The Pat West occurrence is hosted in Middle Jurassic (and/or Early Cretaceous?) intrusive rocks of the Three Sisters pluton.
The Pat West showings were discovered during a 2011 fieldwork program by the BC Geological Survey. Two rock samples were collected, and the area was mapped. The showings are subvertical, roughly east to northeast-trending zones hosted in the Three Sisters pluton and are spread over the entire local map area (Figure 3b, Fieldwork 2011). A one metre wide zone exposed on the easternmost ridge contains quartz plus pyrite plus/minus copper sulphide veins hosted in biotite quartz monzonite and quartz monzodiorite of the central felsic phase.
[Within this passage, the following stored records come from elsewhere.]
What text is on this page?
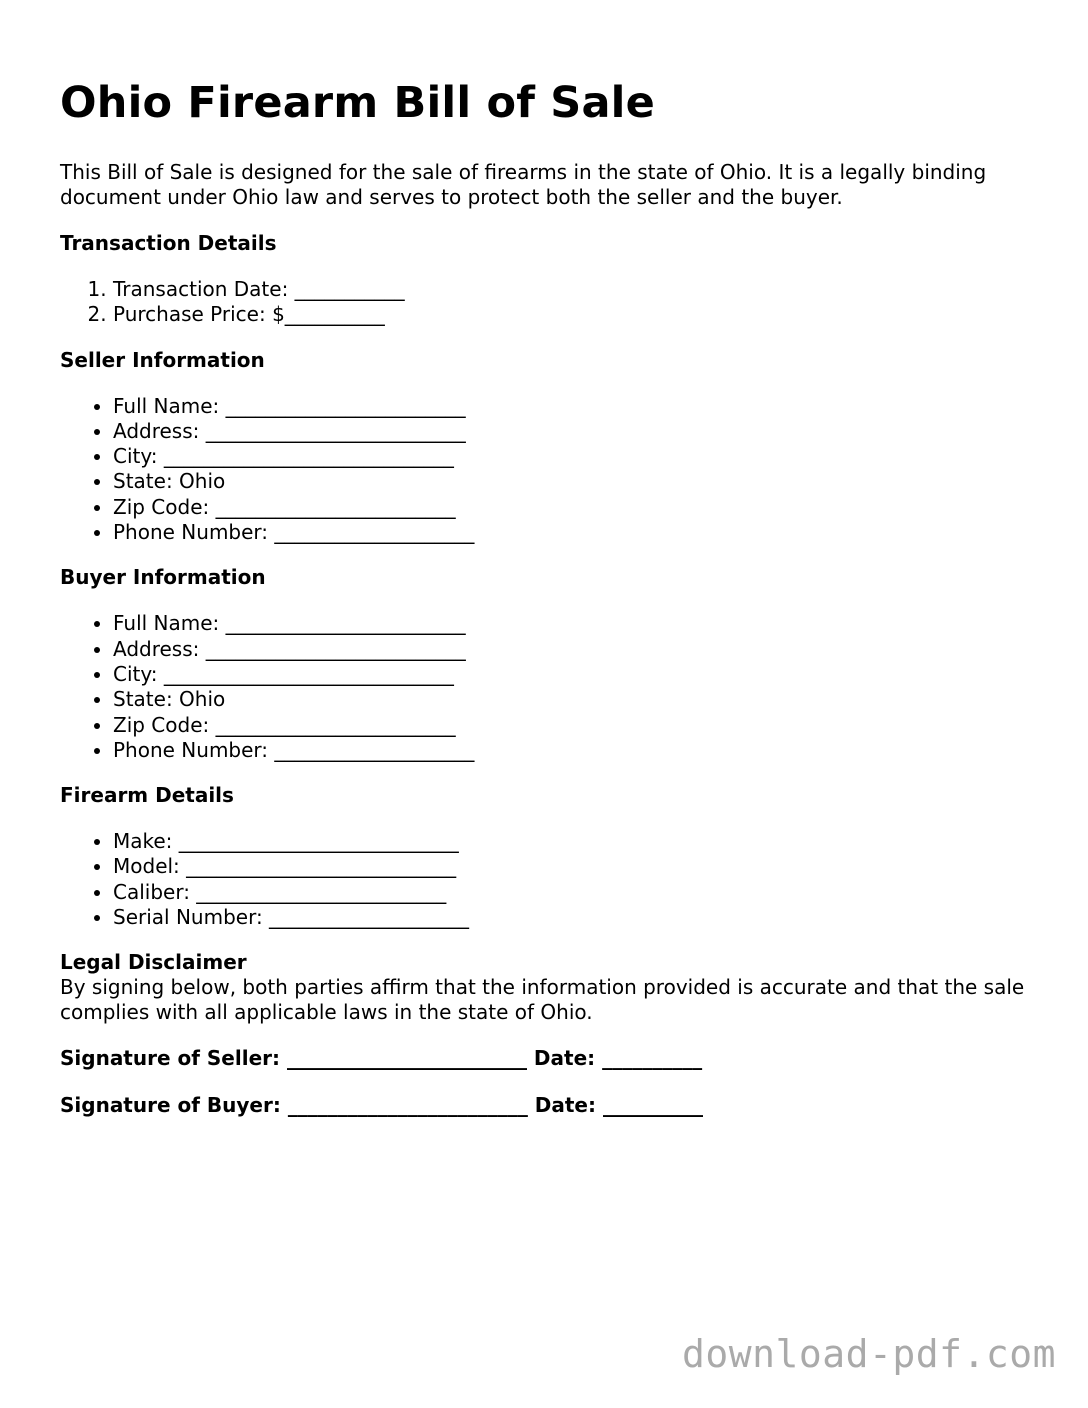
Ohio Firearm Bill of Sale

This Bill of Sale is designed for the sale of firearms in the state of Ohio. It is a legally binding document under Ohio law and serves to protect both the seller and the buyer.

Transaction Details
1. Transaction Date: ___________
2. Purchase Price: $__________
Seller Information
• Full Name: ________________________
• Address: __________________________
• City: _____________________________
• State: Ohio
• Zip Code: ________________________
• Phone Number: ____________________
Buyer Information
• Full Name: ________________________
• Address: __________________________
• City: _____________________________
• State: Ohio
• Zip Code: ________________________
• Phone Number: ____________________
Firearm Details
• Make: ____________________________
• Model: ___________________________
• Caliber: _________________________
• Serial Number: ____________________
Legal Disclaimer

By signing below, both parties affirm that the information provided is accurate and that the sale complies with all applicable laws in the state of Ohio.

Signature of Seller: ________________________ Date: __________

Signature of Buyer: ________________________ Date: __________

download-pdf.com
One sample assayed 0.7 per cent copper and 0.7 gram per tonne silver (sample 11BVA14-82, Fieldwork 2011). The mineralized central and western gossanous exposures are larger in aerial extent (30 to 50 metres wide and 200 to 300 metres long), contain disseminated pyrite and/or quartz plus pyrite veins, and lack copper sulphides. An assay from the latter location (11BVA15-90) did not return any anomalous values. These above two samples are about 1.5 kilometres apart.
In 2012, Quartz Mountain Resources Ltd, on the Galaxie property, conducted systematic soil and IP surveys over eight high-priority grids and two target areas identified by the 2011 stream sediment and soil geochemical results. This work included an IP survey over almost the entirety of title 512878 and the southeastern third of title 604847.